Sus enrejados dan constancia de la pericia de los herreros queretanos, quienes con martillo, yunque y sudor forjaron el metal para entrelazarlo y formar un magnífico tejido, tan hermoso como duradero. Su técnica para “abrir” el hierro al rojo vivo y dejar un orificio para por él entrelazar otro hilo, como un bordado de aguja, aún se admira en el coro y el sotacoro, y en el balcón de las clausuradas. Éstas participaban a desnivel en los oficios religiosos en un tiempo cuando la fe era de verdad, una época de milagros espectaculares y convincentes que los sacerdotes relataban para que sirviesen de ejemplo.

El convento albergaba a las hijas de pudientes y piadosas familias, por lo que el dinero para su construcción no escaseó; además, en diferentes momentos de su historia vivieron en sus cercanías familias muy conocidas e incluso nobles, como la propia esposa del marqués de la Villa del Villar del Águila, quien siempre apoyó a las clarisas.

La mismísima doña Josefa Vergara y Hernández las adoptó como hijas suyas, y mes con mes las dotaba de alimentos y dinero, incluso después de su muerte. También estaba la familia Mota y muchos más, que contribuyendo para los gastos del convento dieron a Santa Clara el calificativo de “joya religiosa”, hasta que un ocurrente retiró el retablo principal para modernizar el altar. No tiene ya caso recordar lo negativo. El daño se hizo y forma parte de la historia de Santa Clara.

Un elemento indispensable para la liturgia, además de los candelabros, manteles, cálices y custodias de oro, era el órgano, requerido para enmarcar con música sacra las celebraciones religiosas. En cierto momento se compró en la capital un órgano tubular importado, con su complejo mecanismo de fuelles y registros, teclas bien terminadas y pedales de madera. Dignas eran de verse las ornamentaciones de tan hermosa obra de arte, de creación cien por ciento artesanal y que requería, además de conocimientos musicales, una estupenda condición física para tocarlo.
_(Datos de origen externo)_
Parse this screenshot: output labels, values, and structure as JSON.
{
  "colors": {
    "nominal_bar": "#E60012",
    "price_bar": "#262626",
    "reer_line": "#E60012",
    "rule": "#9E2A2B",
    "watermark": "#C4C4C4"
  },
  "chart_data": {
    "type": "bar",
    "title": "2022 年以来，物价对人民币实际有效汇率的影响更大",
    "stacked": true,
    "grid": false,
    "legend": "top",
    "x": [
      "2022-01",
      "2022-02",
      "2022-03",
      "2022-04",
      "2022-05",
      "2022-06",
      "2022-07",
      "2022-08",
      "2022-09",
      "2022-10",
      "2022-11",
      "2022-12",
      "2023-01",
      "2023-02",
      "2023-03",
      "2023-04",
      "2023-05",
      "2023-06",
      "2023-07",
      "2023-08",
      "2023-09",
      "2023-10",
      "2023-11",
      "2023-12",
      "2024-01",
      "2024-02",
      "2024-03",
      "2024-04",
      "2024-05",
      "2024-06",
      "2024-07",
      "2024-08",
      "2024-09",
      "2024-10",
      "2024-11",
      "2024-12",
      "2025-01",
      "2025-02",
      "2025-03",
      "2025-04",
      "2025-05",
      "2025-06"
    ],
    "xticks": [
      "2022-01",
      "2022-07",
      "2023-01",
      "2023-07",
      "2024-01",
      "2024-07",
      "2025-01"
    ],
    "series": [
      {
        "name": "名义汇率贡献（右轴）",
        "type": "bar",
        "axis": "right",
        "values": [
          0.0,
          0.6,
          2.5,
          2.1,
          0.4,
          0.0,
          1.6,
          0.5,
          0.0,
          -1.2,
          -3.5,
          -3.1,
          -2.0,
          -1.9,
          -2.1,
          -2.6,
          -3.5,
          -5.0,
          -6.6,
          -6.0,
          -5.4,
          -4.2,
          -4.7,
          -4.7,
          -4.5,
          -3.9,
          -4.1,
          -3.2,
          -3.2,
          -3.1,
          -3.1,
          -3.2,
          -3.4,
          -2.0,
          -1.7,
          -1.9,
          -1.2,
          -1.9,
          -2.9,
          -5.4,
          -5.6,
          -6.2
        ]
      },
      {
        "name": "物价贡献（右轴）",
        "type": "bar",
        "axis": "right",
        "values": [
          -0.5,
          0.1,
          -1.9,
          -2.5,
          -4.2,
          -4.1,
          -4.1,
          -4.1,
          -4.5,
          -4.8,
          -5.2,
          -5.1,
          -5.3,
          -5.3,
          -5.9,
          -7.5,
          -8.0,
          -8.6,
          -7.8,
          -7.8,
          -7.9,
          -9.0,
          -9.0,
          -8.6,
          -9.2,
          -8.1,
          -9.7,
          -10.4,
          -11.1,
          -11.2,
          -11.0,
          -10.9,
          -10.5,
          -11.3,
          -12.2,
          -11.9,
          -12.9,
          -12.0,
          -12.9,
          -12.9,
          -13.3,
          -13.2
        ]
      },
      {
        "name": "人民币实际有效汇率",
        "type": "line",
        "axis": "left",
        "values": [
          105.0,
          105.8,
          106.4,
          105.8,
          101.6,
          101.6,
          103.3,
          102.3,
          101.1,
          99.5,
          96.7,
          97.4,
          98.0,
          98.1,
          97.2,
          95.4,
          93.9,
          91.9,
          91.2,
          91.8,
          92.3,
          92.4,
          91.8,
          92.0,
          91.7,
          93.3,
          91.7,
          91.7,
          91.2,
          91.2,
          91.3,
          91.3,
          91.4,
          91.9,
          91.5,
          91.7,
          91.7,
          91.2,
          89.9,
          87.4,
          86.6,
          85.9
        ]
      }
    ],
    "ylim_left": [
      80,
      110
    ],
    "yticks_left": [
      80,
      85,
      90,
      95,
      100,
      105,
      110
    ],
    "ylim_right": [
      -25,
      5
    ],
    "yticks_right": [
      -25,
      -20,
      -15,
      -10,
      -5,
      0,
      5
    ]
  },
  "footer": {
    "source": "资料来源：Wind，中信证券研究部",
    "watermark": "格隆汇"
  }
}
Un joven organista se hizo cargo de tocar el nuevo instrumento desde los primeros días, apenas lo hubieron instalado y probado. Mientras desempeñaba sus funciones musicales, empezó a notar a una bella monja, muy joven, cuyo rostro hacían más hermoso el marco de la blanca tela y el oscuro velo. En el sitio reservado para ellas, ninguno de los fieles notaba su presencia por el velo que la separaba del mundo, además de las sólidas rejas del claustro.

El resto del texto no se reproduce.